Cyclophosphamide has the potential for severe bone marrow toxicity 7 days after treatment. GI upset is uncommon. Alopecia and poor hair growth is common in dogs receiving long-term treatment. Cats may lose their guard hairs and whiskers. Hemorrhagic cystitis is related to the concentration and duration of contact of acrolein, an inactive metabolite, with the bladder epithelium. Incidence may be as high as 10% if measures are not used to protect the bladder.

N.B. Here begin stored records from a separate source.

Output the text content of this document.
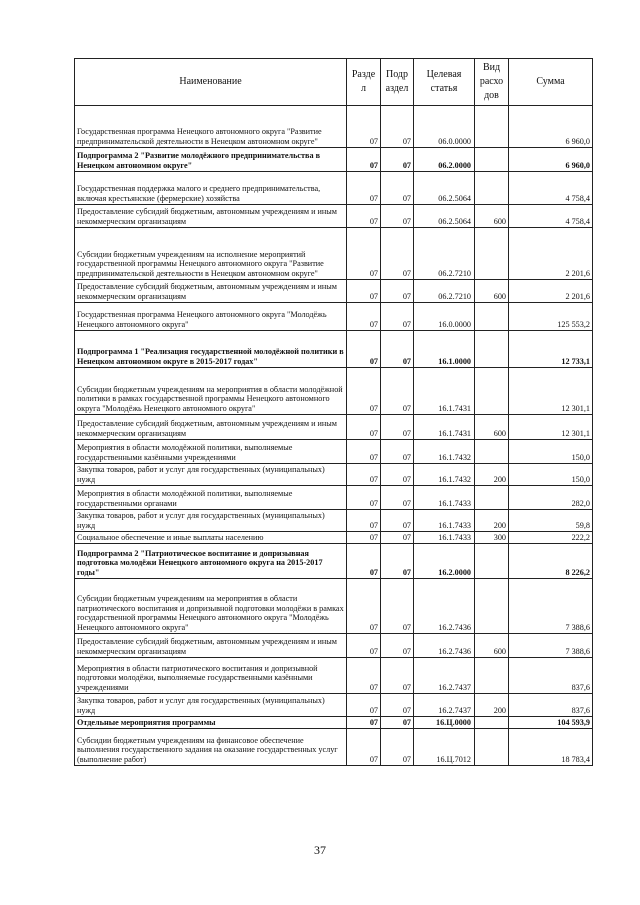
Наименование	Разде л	Подр аздел	Целевая статья	Вид расхо дов	Сумма
Государственная программа Ненецкого автономного округа "Развитие предпринимательской деятельности в Ненецком автономном округе"	07	07	06.0.0000		6 960,0
Подпрограмма 2 "Развитие молодёжного предпринимательства в Ненецком автономном округе"	07	07	06.2.0000		6 960,0
Государственная поддержка малого и среднего предпринимательства, включая крестьянские (фермерские) хозяйства	07	07	06.2.5064		4 758,4
Предоставление субсидий бюджетным, автономным учреждениям и иным некоммерческим организациям	07	07	06.2.5064	600	4 758,4
Субсидии бюджетным учреждениям на исполнение мероприятий государственной программы Ненецкого автономного округа "Развитие предпринимательской деятельности в Ненецком автономном округе"	07	07	06.2.7210		2 201,6
Предоставление субсидий бюджетным, автономным учреждениям и иным некоммерческим организациям	07	07	06.2.7210	600	2 201,6
Государственная программа Ненецкого автономного округа "Молодёжь Ненецкого автономного округа"	07	07	16.0.0000		125 553,2
Подпрограмма 1 "Реализация государственной молодёжной политики в Ненецком автономном округе в 2015-2017 годах"	07	07	16.1.0000		12 733,1
Субсидии бюджетным учреждениям на мероприятия в области молодёжной политики в рамках государственной программы Ненецкого автономного округа "Молодёжь Ненецкого автономного округа"	07	07	16.1.7431		12 301,1
Предоставление субсидий бюджетным, автономным учреждениям и иным некоммерческим организациям	07	07	16.1.7431	600	12 301,1
Мероприятия в области молодёжной политики, выполняемые государственными казёнными учреждениями	07	07	16.1.7432		150,0
Закупка товаров, работ и услуг для государственных (муниципальных) нужд	07	07	16.1.7432	200	150,0
Мероприятия в области молодёжной политики, выполняемые государственными органами	07	07	16.1.7433		282,0
Закупка товаров, работ и услуг для государственных (муниципальных) нужд	07	07	16.1.7433	200	59,8
Социальное обеспечение и иные выплаты населению	07	07	16.1.7433	300	222,2
Подпрограмма 2 "Патриотическое воспитание и допризывная подготовка молодёжи Ненецкого автономного округа на 2015-2017 годы"	07	07	16.2.0000		8 226,2
Субсидии бюджетным учреждениям на мероприятия в области патриотического воспитания и допризывной подготовки молодёжи в рамках государственной программы Ненецкого автономного округа "Молодёжь Ненецкого автономного округа"	07	07	16.2.7436		7 388,6
Предоставление субсидий бюджетным, автономным учреждениям и иным некоммерческим организациям	07	07	16.2.7436	600	7 388,6
Мероприятия в области патриотического воспитания и допризывной подготовки молодёжи, выполняемые государственными казёнными учреждениями	07	07	16.2.7437		837,6
Закупка товаров, работ и услуг для государственных (муниципальных) нужд	07	07	16.2.7437	200	837,6
Отдельные мероприятия программы	07	07	16.Ц.0000		104 593,9
Субсидии бюджетным учреждениям на финансовое обеспечение выполнения государственного задания на оказание государственных услуг (выполнение работ)	07	07	16.Ц.7012		18 783,4
37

Cyclophosphamide is available as 25 and 50-mg tablets. Tablets contain a core of active ingredients sealed within a compressed coating. Distribution of the active ingredient may not be uniform if tablets are split or crushed. Client education and safe handling are essential. The manufacturer recommends cyclophosphamide be taken with food or on an empty stomach. Giving cyclophosphamide to dogs with bacterial cystitis should be avoided. The tablet(s) should be given in the morning. A single dose of furosemide reduces the incidence of cyclophosphamide-induced cystitis to 1%. Cyclophosphamide is given at a dosage of 200-250 mg/m2 PO. Generally the drug is combined with vincristine or alternated with other drugs in lymphoma protocols. Fractionated dosing (50 mg/m2 on alternate days or daily x 4 days) are also reported. When fractions of the tablet size are needed, options include giving an IV dose or rounding down to the nearest 25-mg.